Similar to the practices of Muslims and Hindus, kosher is very much important to the Jewish faith. Stemming from their deeply-rooted beliefs about food - its preparation and consumption - this practice of "keeping kosher" is their way of expressing their devotion to God.
You can find a store that caters to the kosher requirements of Jews in virtually every city. Not limited to butchers and fish mongers, you can also find delis and grocery stores selling kosher ingredients and serving cooked food.
With much more to it than merely buying food from certain sources, those looking for kosher foods know how to search for the rabbinic seal - a symbol guaranteeing that the food has been prepared under the supervision of a rabbi. For a true adherence to the laws of kosher, everything; from the equipment, to the methods of slaughtering animals, to the workers who prepared the food must follow stringent requirements set forth by the Kashrut. Every country has a rabbinic association that ensures the adherence to the rules. They are the ones who check if the shops claiming to sell kosher food are really selling the real thing.
Because Jews have differing theological schools and religious traditions, the Kashrut accounts for this fact by having different degrees. Often, food shops offer essentially the same kosher foods with different packages and different rabbinic seals signifying the difference in the said degrees. Prices are different for these foods simply because some pass more stringent rules than others.
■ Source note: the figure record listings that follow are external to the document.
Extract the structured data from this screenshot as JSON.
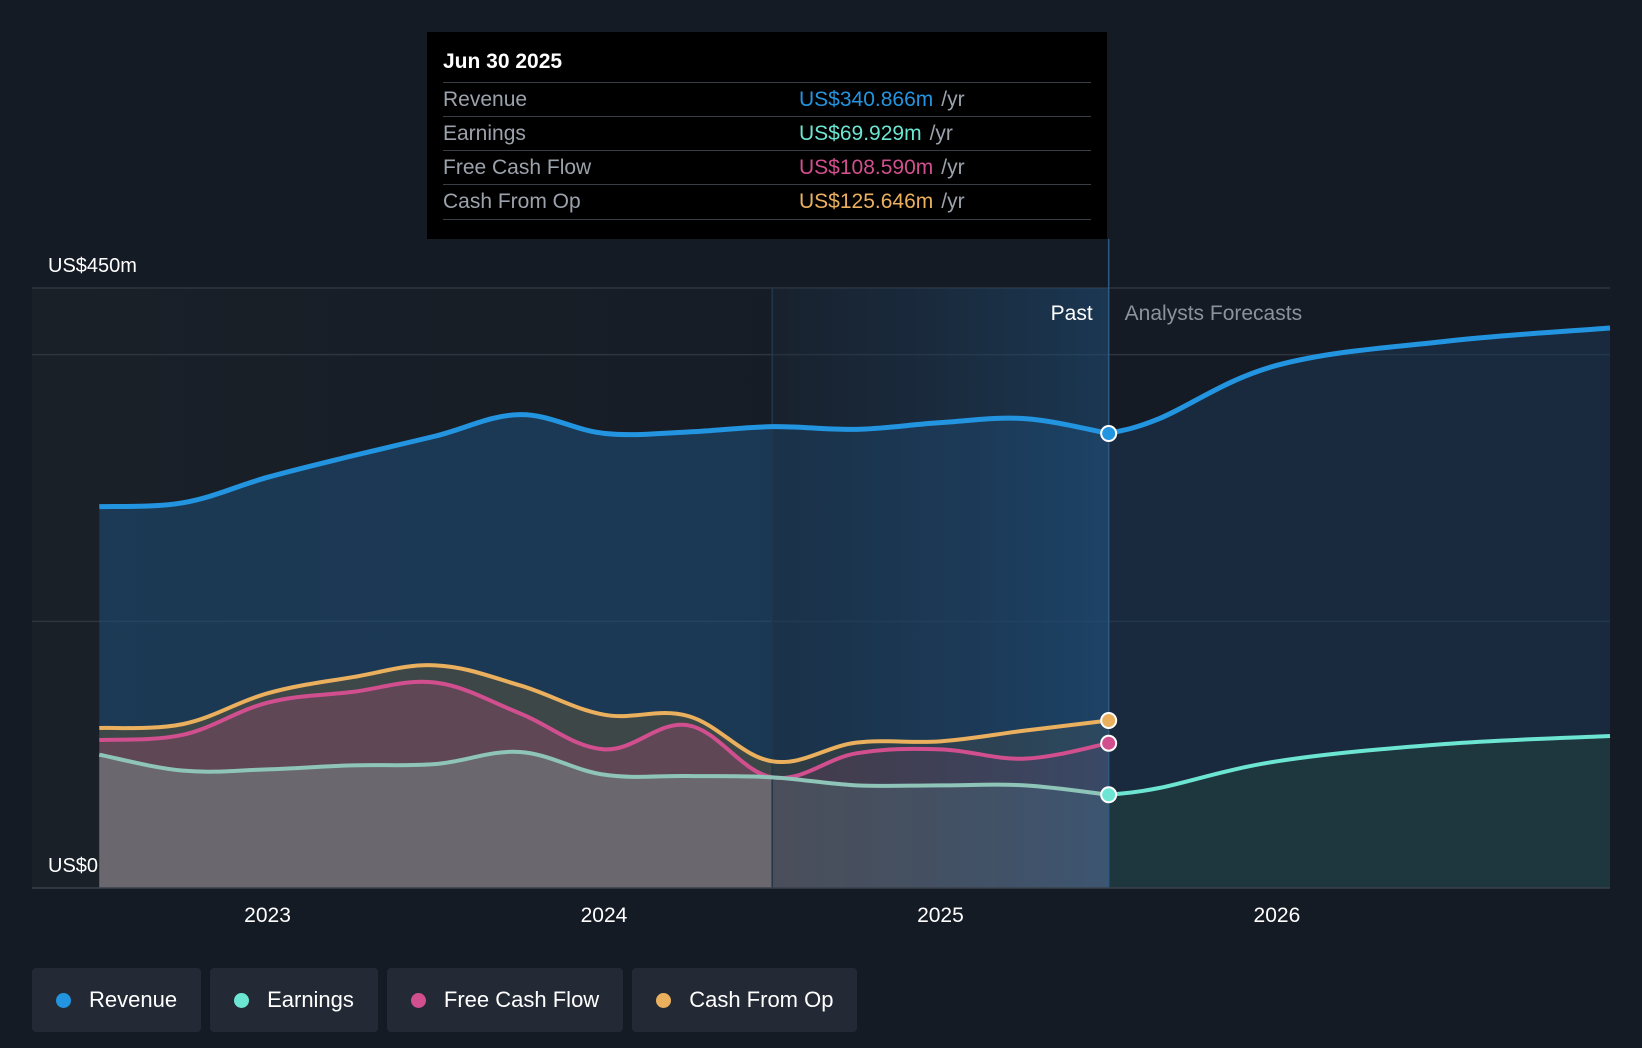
{
  "tooltip": {
    "date": "Jun 30 2025",
    "rows": [
      {
        "label": "Revenue",
        "value": "US$340.866m",
        "unit": "/yr",
        "color": "#2394df"
      },
      {
        "label": "Earnings",
        "value": "US$69.929m",
        "unit": "/yr",
        "color": "#6ce5d2"
      },
      {
        "label": "Free Cash Flow",
        "value": "US$108.590m",
        "unit": "/yr",
        "color": "#d14f8e"
      },
      {
        "label": "Cash From Op",
        "value": "US$125.646m",
        "unit": "/yr",
        "color": "#eab05e"
      }
    ]
  },
  "legend": [
    {
      "label": "Revenue",
      "color": "#2394df"
    },
    {
      "label": "Earnings",
      "color": "#6ce5d2"
    },
    {
      "label": "Free Cash Flow",
      "color": "#d14f8e"
    },
    {
      "label": "Cash From Op",
      "color": "#eab05e"
    }
  ],
  "chart_data": {
    "type": "area",
    "title": "",
    "y_axis_labels": {
      "top": "US$450m",
      "bottom": "US$0"
    },
    "ylim": [
      0,
      450
    ],
    "xlim": [
      2022.3,
      2026.99
    ],
    "x_ticks": [
      2023,
      2024,
      2025,
      2026
    ],
    "x_tick_labels": [
      "2023",
      "2024",
      "2025",
      "2026"
    ],
    "past_label": "Past",
    "forecast_label": "Analysts Forecasts",
    "past_end": 2025.5,
    "highlight_start": 2024.5,
    "series": [
      {
        "name": "Revenue",
        "color": "#2394df",
        "x": [
          2022.5,
          2022.75,
          2023.0,
          2023.25,
          2023.5,
          2023.75,
          2024.0,
          2024.25,
          2024.5,
          2024.75,
          2025.0,
          2025.25,
          2025.5
        ],
        "values": [
          286,
          289,
          308,
          324,
          339,
          355,
          341,
          342,
          346,
          344,
          349,
          352,
          340.866
        ],
        "forecast_x": [
          2025.5,
          2025.65,
          2026.0,
          2026.5,
          2026.99
        ],
        "forecast_values": [
          340.866,
          352,
          392,
          410,
          420
        ]
      },
      {
        "name": "Earnings",
        "color": "#6ce5d2",
        "x": [
          2022.5,
          2022.75,
          2023.0,
          2023.25,
          2023.5,
          2023.75,
          2024.0,
          2024.25,
          2024.5,
          2024.75,
          2025.0,
          2025.25,
          2025.5
        ],
        "values": [
          100,
          88,
          89,
          92,
          93,
          102,
          85,
          84,
          83,
          77,
          77,
          77,
          69.929
        ],
        "forecast_x": [
          2025.5,
          2025.65,
          2026.0,
          2026.5,
          2026.99
        ],
        "forecast_values": [
          69.929,
          75,
          95,
          108,
          114
        ]
      },
      {
        "name": "Free Cash Flow",
        "color": "#d14f8e",
        "x": [
          2022.5,
          2022.75,
          2023.0,
          2023.25,
          2023.5,
          2023.75,
          2024.0,
          2024.25,
          2024.5,
          2024.75,
          2025.0,
          2025.25,
          2025.5
        ],
        "values": [
          111,
          115,
          139,
          147,
          154,
          131,
          104,
          122,
          83,
          101,
          104,
          97,
          108.59
        ]
      },
      {
        "name": "Cash From Op",
        "color": "#eab05e",
        "x": [
          2022.5,
          2022.75,
          2023.0,
          2023.25,
          2023.5,
          2023.75,
          2024.0,
          2024.25,
          2024.5,
          2024.75,
          2025.0,
          2025.25,
          2025.5
        ],
        "values": [
          120,
          123,
          146,
          158,
          167,
          152,
          130,
          129,
          95,
          109,
          110,
          118,
          125.646
        ]
      }
    ]
  }
}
You might have encountered the term "kosher-style". Although adhering to similar laws such as not using forbidden animals and not mixing dairy with meat, kosher-style is less stringent and not really considered kosher in the strictest sense of the word by purists and devout Jews. These are more fitting for individuals who are not practicing Jews.
Jewish Holy Scripture, the Torah, forbids Jews from eating non-kosher food. Special attention is given to kosher meat, which can come only from certain animals and prepared only in a certain way called the "shechitah keshera." The shochet, or Jewish butcher, is a key person in the community's ability to keep kosher. (Remember Lazar Wolf, the butcher, from the musical "Fiddler on the Roof"?). According to Torah law, any Jew can perform a butcher's tasks according to the prescribed ritual. In reality, however, the custom has become that only a man who has been approved by a supervising rabbi is considered a kosher butcher. What's more, a kosher meat shop is only kosher if the butcher is an observant Jew. Non-Jews, also known as Gentiles, cannot qualify as kosher butchers.
These laws were explicitly contained in the Torah. What is practiced today came from the interpretation of countless rabbis through the centuries. This period encompassed the time when food was scarce and preservation was virtually nonexistent. This led to some practices that seem dated by today's standards. But no matter how old the practice is, keeping kosher is all about eating soundly. Appeasing the will of god by taking care of one's body cannot be argued - no matter what your religion is.